I did a leakdown test on the cylinder with low compression and had about a 20% loss compared to <5% on all other cylinders. I pulled the head and found a significant leak on the intake valve and alot of carbon buildup. I replaced the valves covers temporarily while I waiting on new ones to come in and the temp covers didn't have a baffle for PCV valve. I may have been buring alot of oil which caused all this carbon. Not sure, but in either case I dropped off the head to have the valve and valve seat checked out and will provide an update once it's back together.
I'm also showing video below of the valve leaking during water test.
I did a leakdown test on the cylinder with low compression and had about a 20% loss compared to <5% on all other cylinders. I pulled the head and found a significant leak on the intake valve and alot of carbon buildup. I replaced the valves covers temporarily while I waiting on new ones to come in and the temp covers didn't have a baffle for PCV valve. I may have been buring alot of oil which caused all this carbon. Not sure, but in either case I dropped off the head to have the valve and valve seat checked out and will provide an update once it's back together.
I'm also showing video below of the valve leaking during water test.

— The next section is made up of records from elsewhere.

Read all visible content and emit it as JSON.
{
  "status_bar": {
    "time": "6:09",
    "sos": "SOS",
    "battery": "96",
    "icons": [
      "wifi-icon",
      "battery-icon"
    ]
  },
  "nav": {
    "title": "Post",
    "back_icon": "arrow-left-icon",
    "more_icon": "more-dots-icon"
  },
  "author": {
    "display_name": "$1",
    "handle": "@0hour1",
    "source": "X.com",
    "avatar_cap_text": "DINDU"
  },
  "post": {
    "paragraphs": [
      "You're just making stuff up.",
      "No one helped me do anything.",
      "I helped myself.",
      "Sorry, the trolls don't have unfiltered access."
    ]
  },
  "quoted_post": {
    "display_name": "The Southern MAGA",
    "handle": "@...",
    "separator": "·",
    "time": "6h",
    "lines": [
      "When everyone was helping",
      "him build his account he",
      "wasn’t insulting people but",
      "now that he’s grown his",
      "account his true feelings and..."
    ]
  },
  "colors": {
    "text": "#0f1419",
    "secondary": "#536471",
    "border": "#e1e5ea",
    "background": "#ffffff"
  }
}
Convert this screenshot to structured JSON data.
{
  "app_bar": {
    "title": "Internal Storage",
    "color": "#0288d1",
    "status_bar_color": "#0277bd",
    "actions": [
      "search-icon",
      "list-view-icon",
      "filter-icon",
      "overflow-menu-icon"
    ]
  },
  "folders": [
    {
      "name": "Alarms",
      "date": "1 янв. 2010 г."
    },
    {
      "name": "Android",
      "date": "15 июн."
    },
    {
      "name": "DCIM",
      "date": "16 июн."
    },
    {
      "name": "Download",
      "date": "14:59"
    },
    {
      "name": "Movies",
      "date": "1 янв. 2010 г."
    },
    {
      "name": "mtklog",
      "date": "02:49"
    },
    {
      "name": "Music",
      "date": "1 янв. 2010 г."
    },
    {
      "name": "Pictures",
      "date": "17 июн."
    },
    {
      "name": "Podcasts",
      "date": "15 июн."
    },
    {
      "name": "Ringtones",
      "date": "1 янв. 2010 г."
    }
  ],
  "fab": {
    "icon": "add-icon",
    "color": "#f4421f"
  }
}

Make sure the valve seals are replaced as a precaution....they are cheap and you are there. Also, make sure the shop hand laps every valve and tell you they did.......it may just have a piece of **** in it that will lap out......post your findings.....these kind of threads are helpful to others.
Final update:
The machine shop laped all the valves and replaced the seals. After intalling the head the leak down test now showed about 5% loss versus 20% previously. The compression went from 90PSI to 155PSI which is inline with the rest of the engine. The engine started and ran perfectly so I'd like to thank the forum for the help on this!
Final update:
The machine shop laped all the valves and replaced the seals. After intalling the head the leak down test now showed about 5% loss versus 20% previously. The compression went from 90PSI to 155PSI which is inline with the rest of the engine. The engine started and ran perfectly so I'd like to thank the forum for the help on this!